Abstract

Background: Adverse outcomes associated with atrial fibrillation (AF) including increased rates of stroke and mortality have been documented in Black patients compared to White patients. Research Question: What are key factors that contribute to racial and ethnic disparities in AF outcomes? Methods: This project aimed to identify underlying drivers of health disparities in AF management through patient surveys. Between February-March 2022, PRIME Education conducted a nationwide online survey in patients with AF through a collaboration with StopAfib.org. Results: Of the participants who completed the survey, 878 self-identified as non-Hispanic White and 37 as Black.
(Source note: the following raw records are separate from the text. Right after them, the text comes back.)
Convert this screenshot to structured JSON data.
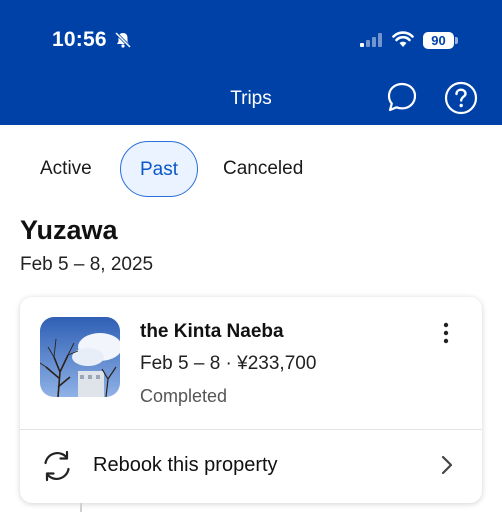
{
  "status_bar": {
    "time": "10:56",
    "battery": "90"
  },
  "header": {
    "title": "Trips"
  },
  "tabs": [
    {
      "label": "Active"
    },
    {
      "label": "Past"
    },
    {
      "label": "Canceled"
    }
  ],
  "trip": {
    "city": "Yuzawa",
    "dates": "Feb 5 – 8, 2025",
    "property": {
      "name": "the Kinta Naeba",
      "info": "Feb 5 – 8 · ¥233,700",
      "status": "Completed"
    },
    "rebook_label": "Rebook this property"
  },
  "colors": {
    "header_bg": "#0041a8",
    "accent": "#0a57c9",
    "active_tab_bg": "#eaf3ff"
  }
}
Compared to White patients, Black patients had increased prevalence of co-morbidities (hypertension, 76% vs. 52%, P = 0.006 ; diabetes, 27% vs 8%; P < 0.001 ), increased hospitalizations due to AF-related causes (heart failure, 14% vs. 3%; P = 0.006 ), and more frequently experienced financial hardship affecting access to medical care (41% vs 17%, P = 0.001 ). Black patients were more likely to utilize primary care clinicians to manage AF compared to White patients (27% vs 5%, P < 0.05 ) and were less likely to have undergone procedural rhythm control strategies (catheter ablation, 19% vs. 45%, P = 0.002 ; electrical cardioversion, 14% vs. 39%, P = 0.002 ) (Fig. 1). Conclusion: Findings from this patient survey highlight several intervenable factors including improved treatment of co morbid medical conditions, economic stability, and healthcare utilization that may contribute to disparities in AF management between Black and White patients with AF.